La Cour relève que le grief des intéressés selon lequel le refus des autorités d’enregistrer l’Eglise requérante aurait emporté violation de leur droit à la liberté de religion garanti par l’article 9 revêtait sans conteste un caractère défendable. Les requérants étaient donc en droit de bénéficier d’un recours interne effectif au sens de l’article 13.   

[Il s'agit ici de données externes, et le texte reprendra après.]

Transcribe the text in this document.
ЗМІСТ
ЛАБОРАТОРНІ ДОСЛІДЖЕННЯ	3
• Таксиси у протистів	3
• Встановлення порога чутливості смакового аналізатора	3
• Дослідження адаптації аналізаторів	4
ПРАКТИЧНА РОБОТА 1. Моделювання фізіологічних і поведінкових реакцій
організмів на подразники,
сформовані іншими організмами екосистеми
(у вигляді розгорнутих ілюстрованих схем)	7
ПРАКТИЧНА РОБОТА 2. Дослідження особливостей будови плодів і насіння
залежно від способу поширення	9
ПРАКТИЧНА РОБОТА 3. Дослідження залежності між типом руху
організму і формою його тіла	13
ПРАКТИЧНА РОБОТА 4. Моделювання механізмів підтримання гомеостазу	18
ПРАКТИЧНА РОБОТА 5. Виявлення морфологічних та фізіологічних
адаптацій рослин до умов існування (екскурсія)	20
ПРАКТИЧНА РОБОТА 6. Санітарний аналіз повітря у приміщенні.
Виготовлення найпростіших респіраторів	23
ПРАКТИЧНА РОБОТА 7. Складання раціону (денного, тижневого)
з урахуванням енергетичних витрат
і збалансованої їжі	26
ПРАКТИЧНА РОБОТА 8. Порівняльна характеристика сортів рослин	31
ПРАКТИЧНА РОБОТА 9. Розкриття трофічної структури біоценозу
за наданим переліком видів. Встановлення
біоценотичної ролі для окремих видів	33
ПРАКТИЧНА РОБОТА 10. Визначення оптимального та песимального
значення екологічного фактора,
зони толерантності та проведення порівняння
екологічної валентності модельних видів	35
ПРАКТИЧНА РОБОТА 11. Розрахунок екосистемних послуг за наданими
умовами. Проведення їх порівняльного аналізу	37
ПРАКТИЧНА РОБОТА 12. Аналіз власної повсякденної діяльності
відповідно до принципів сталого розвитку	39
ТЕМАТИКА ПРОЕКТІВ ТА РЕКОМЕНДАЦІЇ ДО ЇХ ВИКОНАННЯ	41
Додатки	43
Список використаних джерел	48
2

Les intéressés ont sollicité à plusieurs reprises l’enregistrement de leur Eglise auprès des autorités. Le service de l’exécution des décisions judiciaires a formulé des demandes analogues et a même invité les juridictions internes à sanctionner les organes auxquels le défaut d’exécution était imputable, suggestion qu’elles n’ont semble-t-il pas retenue. Dans ces conditions, on ne saurait dire que ce service a manqué à ses obligations. Il apparaît que le défaut d’exécution découlait plutôt d’un problème plus général tenant à l’absence de mécanisme effectif garantissant l’exécution des décisions définitives.

La Cour conclut que les requérants n’ont pas bénéficié d’un recours effectif en ce qui concerne leur demande d’enregistrement de leur Eglise. Dès lors, il y a eu violation de l’article 13.         

Autres articles

Par ailleurs, la Cour dit, à l’unanimité, qu’il ne s’impose pas pour elle d’examiner l’affaire sous l’angle de l’article 14 (interdiction de la discrimination) combiné avec l’article 9, et qu’il n’y a pas lieu d’examiner séparément les griefs formulés par les requérants sous l’angle des articles 6 (droit à un procès équitable) et 11 (liberté de réunion et d’association).